When I use OpenMP with an N
that is less than around 40000, it runs fine.
However, once I start using a larger N
with OpenMP, it keeps giving me a segmentation fault (I am currently testing with N = 50000
and would like to eventually get it up to ~100000).
Is there something wrong with this at a software level?
P.S. The allocation was done dynamically ( float *arr = new float [N*N]
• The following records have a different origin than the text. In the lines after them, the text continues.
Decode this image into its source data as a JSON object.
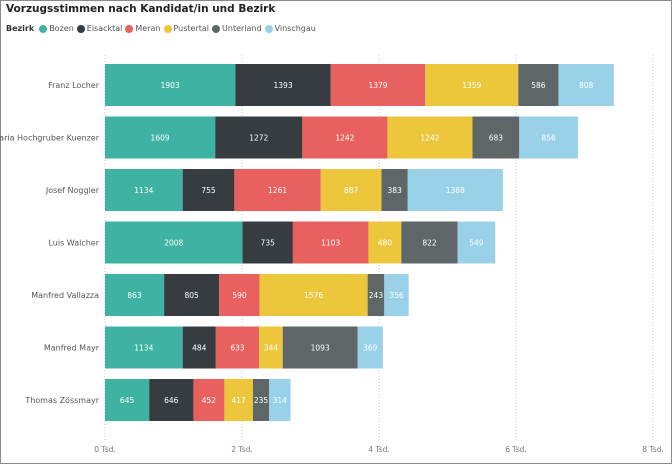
{
  "chart_data": {
    "type": "bar",
    "orientation": "horizontal",
    "stacked": true,
    "title": "Vorzugsstimmen nach Kandidat/in und Bezirk",
    "legend_title": "Bezirk",
    "legend_position": "top-left",
    "grid": true,
    "xlim": [
      0,
      8000
    ],
    "x_ticks": [
      0,
      2000,
      4000,
      6000,
      8000
    ],
    "x_tick_labels": [
      "0 Tsd.",
      "2 Tsd.",
      "4 Tsd.",
      "6 Tsd.",
      "8 Tsd."
    ],
    "categories": [
      "Franz Locher",
      "Maria Hochgruber Kuenzer",
      "Josef Noggler",
      "Luis Walcher",
      "Manfred Vallazza",
      "Manfred Mayr",
      "Thomas Zössmayr"
    ],
    "series": [
      {
        "name": "Bozen",
        "color": "#3fb3a3",
        "label_color": "#ffffff",
        "values": [
          1903,
          1609,
          1134,
          2008,
          863,
          1134,
          645
        ]
      },
      {
        "name": "Eisacktal",
        "color": "#363c40",
        "label_color": "#ffffff",
        "values": [
          1393,
          1272,
          755,
          735,
          805,
          484,
          646
        ]
      },
      {
        "name": "Meran",
        "color": "#e8615e",
        "label_color": "#ffffff",
        "values": [
          1379,
          1242,
          1261,
          1103,
          590,
          633,
          452
        ]
      },
      {
        "name": "Pustertal",
        "color": "#ecc73c",
        "label_color": "#ffffff",
        "values": [
          1359,
          1242,
          887,
          480,
          1576,
          344,
          417
        ]
      },
      {
        "name": "Unterland",
        "color": "#5e6668",
        "label_color": "#ffffff",
        "values": [
          586,
          683,
          383,
          822,
          243,
          1093,
          235
        ]
      },
      {
        "name": "Vinschgau",
        "color": "#98d1e8",
        "label_color": "#ffffff",
        "values": [
          808,
          856,
          1388,
          549,
          356,
          369,
          314
        ]
      }
    ]
  }
}
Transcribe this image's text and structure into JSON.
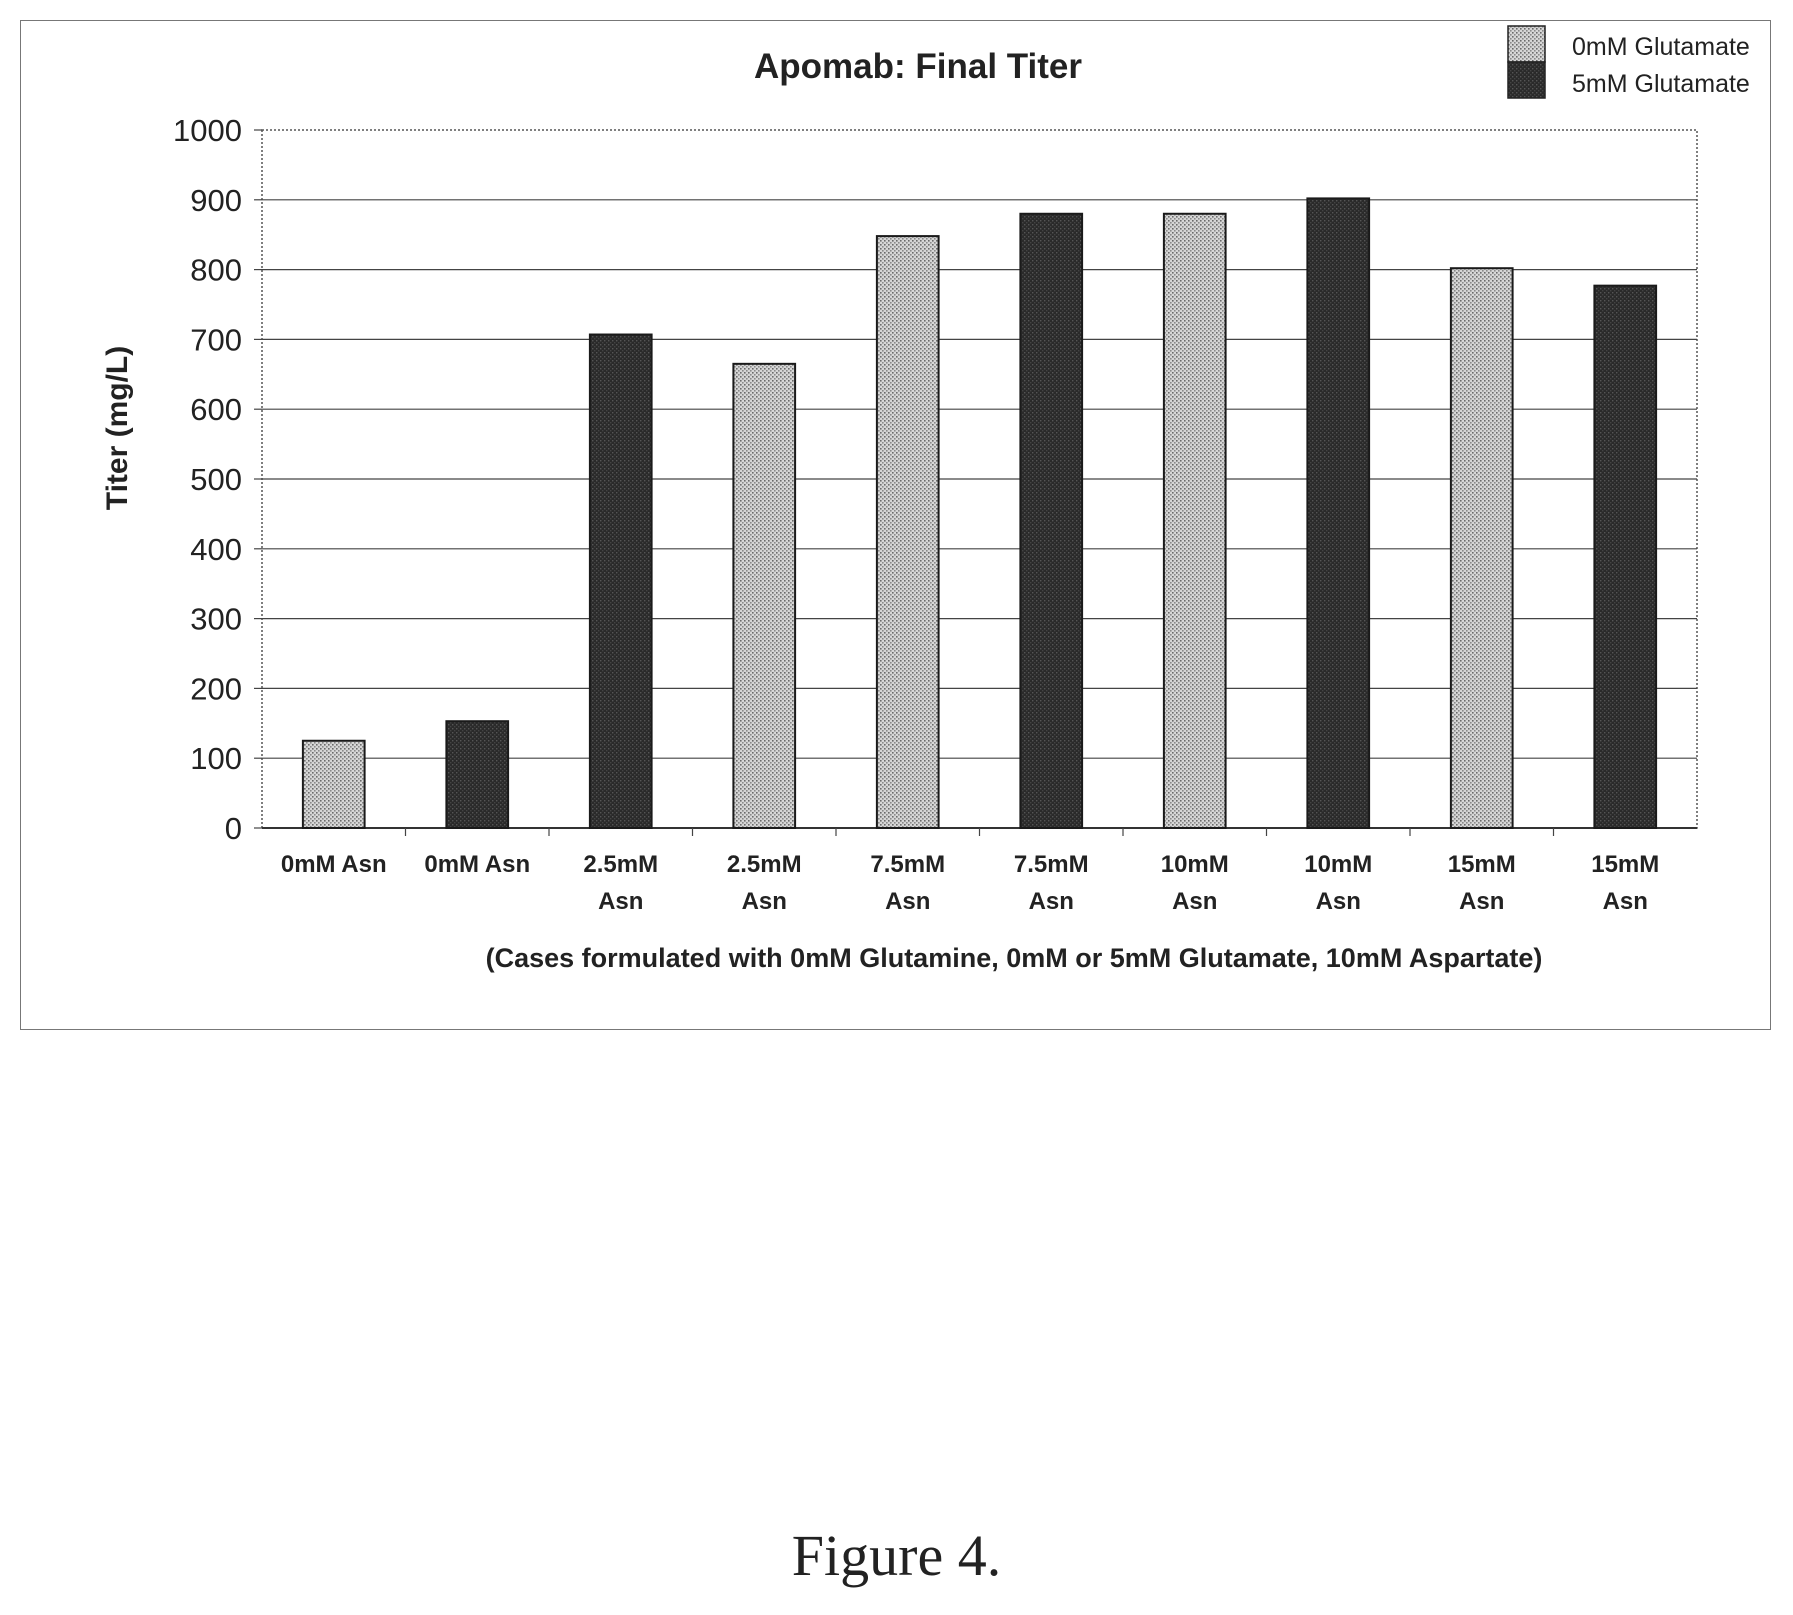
{
  "chart_data": {
    "type": "bar",
    "title": "Apomab: Final Titer",
    "xlabel": "(Cases formulated with 0mM Glutamine, 0mM or 5mM Glutamate, 10mM Aspartate)",
    "ylabel": "Titer (mg/L)",
    "ylim": [
      0,
      1000
    ],
    "yticks": [
      0,
      100,
      200,
      300,
      400,
      500,
      600,
      700,
      800,
      900,
      1000
    ],
    "grid": true,
    "legend_position": "top-right",
    "categories": [
      [
        "0mM Asn"
      ],
      [
        "0mM Asn"
      ],
      [
        "2.5mM",
        "Asn"
      ],
      [
        "2.5mM",
        "Asn"
      ],
      [
        "7.5mM",
        "Asn"
      ],
      [
        "7.5mM",
        "Asn"
      ],
      [
        "10mM",
        "Asn"
      ],
      [
        "10mM",
        "Asn"
      ],
      [
        "15mM",
        "Asn"
      ],
      [
        "15mM",
        "Asn"
      ]
    ],
    "bars": [
      {
        "value": 125,
        "series": 0
      },
      {
        "value": 153,
        "series": 1
      },
      {
        "value": 707,
        "series": 1
      },
      {
        "value": 665,
        "series": 0
      },
      {
        "value": 848,
        "series": 0
      },
      {
        "value": 880,
        "series": 1
      },
      {
        "value": 880,
        "series": 0
      },
      {
        "value": 902,
        "series": 1
      },
      {
        "value": 802,
        "series": 0
      },
      {
        "value": 777,
        "series": 1
      }
    ],
    "series": [
      {
        "name": "0mM Glutamate",
        "fill": "#c8c8c8",
        "pattern": "light-dotted"
      },
      {
        "name": "5mM Glutamate",
        "fill": "#2e2e2e",
        "pattern": "dark-dotted"
      }
    ]
  },
  "caption": "Figure 4."
}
), and here is the code used to randomly initialize the entire matrix, which didn't have any issues with OpenMP with large N
:
void initialize(float *arr, const int N)
{
#pragma omp parallel for
for (int i = 0; i < N; i++)
{
for (int j = 0; j < N; j++)
{
*(arr + i*N + j) = static_cast <float> (rand()) / static_cast <float> (RAND_MAX);
}
}
}
UPDATE:
I have tried changing i
, j
, and N
to long long int
, and it still has not fixed my segmentation fault. If this was the issue, why has it already worked without OpenMP? It is only once I add #pragma omp ...
that it fails.